It’s called “The Janes.”
“The Jane Collective” was a group of women in 1960s Chicago with intimate knowledge of abortions gone wrong. Seeing the humiliation and terror, the deaths and maiming of women who were desperate to get abortions that were then illegal, they took matters into their own hands—literally.
I was fortunate to see “The Janes,” the powerful documentary about these extraordinary women, which premiered at the Sundance Film Festival on January 24th. As Covid had closed the live Sundance, I had the opportunity to watch the film from my living room couch, via computer.
The experience was intense.
[Disclosure: I know Tia Lessin, who co-directed the film with Emma Pildes.]
Using archival footage, the film captures the city and its character. It also artfully depicts the tumultuous events spawned by the Civil Rights and anti-Vietnam War movements that permeated the time–and helped shape these women’s convictions.
But it’s the candid interviews with several of the Jane participants—from then and now—that are so striking and memorable. There’s a sort of “lots of women” feel to the way they look and speak.
That feel belies the courage it took to do what they did. And to watch them as they describe their thoughts and daring actions in conversational tones is truly compelling.
From their backgrounds in the Civil Rights Movement and in one case a personal workplace injustice, they concluded they had to take risks against unjust laws.
They knew they could be arrested at any time. Still, they persisted in trying to locate women who might otherwise be tempted to go to the Mafia or to self-abort, even if they died trying.
Many of them did. One of the most dreadfully memorable threads to this sad story is the presence of the sepsis ward in a large hospital, the beds filled with young women who’d received botched abortions.
The Janes located people willing to provide safe abortions, transported the women who contacted them to clean surroundings, and followed up with them for several weeks to make sure they were all right. They were unfailingly kind, compassionate, and nonjudgmental.
There are a number of colorful characters on both sides of the law that lend additional drama and even humor to the film.
“The Janes” will be available on HBO later this year. I hope it will be widely viewed, as it is a critical historical lesson.
As Tia Lessin said during the Q&A that followed the showing, the issue is not and never was whether one supports or opposes abortion. Women have always had abortions—and they will continue to do so.
For 49 years, Roe v Wade has recognized a woman’s Constitutional right to her reproductive decision-making.
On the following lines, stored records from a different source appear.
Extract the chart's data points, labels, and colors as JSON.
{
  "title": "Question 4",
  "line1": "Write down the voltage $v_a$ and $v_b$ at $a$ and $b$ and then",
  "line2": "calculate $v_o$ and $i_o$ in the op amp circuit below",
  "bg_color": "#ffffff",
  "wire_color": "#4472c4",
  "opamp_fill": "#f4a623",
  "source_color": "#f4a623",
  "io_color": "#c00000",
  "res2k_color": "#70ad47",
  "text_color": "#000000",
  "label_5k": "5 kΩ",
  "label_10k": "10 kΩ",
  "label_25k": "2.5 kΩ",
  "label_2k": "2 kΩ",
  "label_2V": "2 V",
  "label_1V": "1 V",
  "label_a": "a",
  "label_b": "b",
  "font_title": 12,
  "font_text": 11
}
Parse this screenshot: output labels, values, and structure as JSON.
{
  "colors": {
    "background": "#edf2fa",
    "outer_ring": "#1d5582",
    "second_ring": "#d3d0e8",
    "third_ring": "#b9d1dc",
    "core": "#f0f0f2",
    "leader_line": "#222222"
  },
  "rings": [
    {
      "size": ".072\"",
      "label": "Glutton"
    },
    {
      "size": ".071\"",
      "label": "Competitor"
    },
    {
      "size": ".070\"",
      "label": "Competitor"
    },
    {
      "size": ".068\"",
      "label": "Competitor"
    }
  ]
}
Yet for decades, state after state has added increasingly onerous restrictions on that right. If this clearly biased Supreme Court strikes the death knell with its expected rulings in the summer, even more states will follow.
That Supreme Court ruling will simply accelerate a trend many years in the making. Women of means will be able to travel to states where they can receive safe, legal abortions. But poor women will increasingly suffer the wrath of decision-makers who have no business making these life-threatening decisions.
In an interview with Deadline.com, Tia Lessin emphatically made the point.
“We don’t have to guess what that’s going to look like if the Supreme Court overturns that decision [Roe V. Wade] or just continues to whittle away at it. We know what that looked like, prior to ’73, and the lengths that women had to go to get basic health care, and the disproportionate impact that had on poor women, on Black and brown women, on people who menstruate. It’s unconscionable that women would have to risk their lives to get a very simple medical procedure and to take control of their destiny…”
Heather Booth, one of the Jane founders, was equally emphatic about the upside to the film’s lessons.
“I learned that if you organize and come together with others, you really can change the world. We still need to remember that. Part of the point of the movie is that we can make a difference.”
Years ago, I worked with a woman in her 30s who said she had no interest in politics, but if they try to take away abortion, she’s in.
I’ve been waiting for women to become more visibly outraged by the Supreme Court’s rulings.
“The Janes” and a fictionalized film titled “Call the Janes” that also appeared at Sundance couldn’t be more timely.
I don’t want to tell too much about the film because its texture is so rich and layered. I’ll report when I learn HBO’s scheduling of “The Janes”—and where it might be viewed by those of us who don’t have HBO.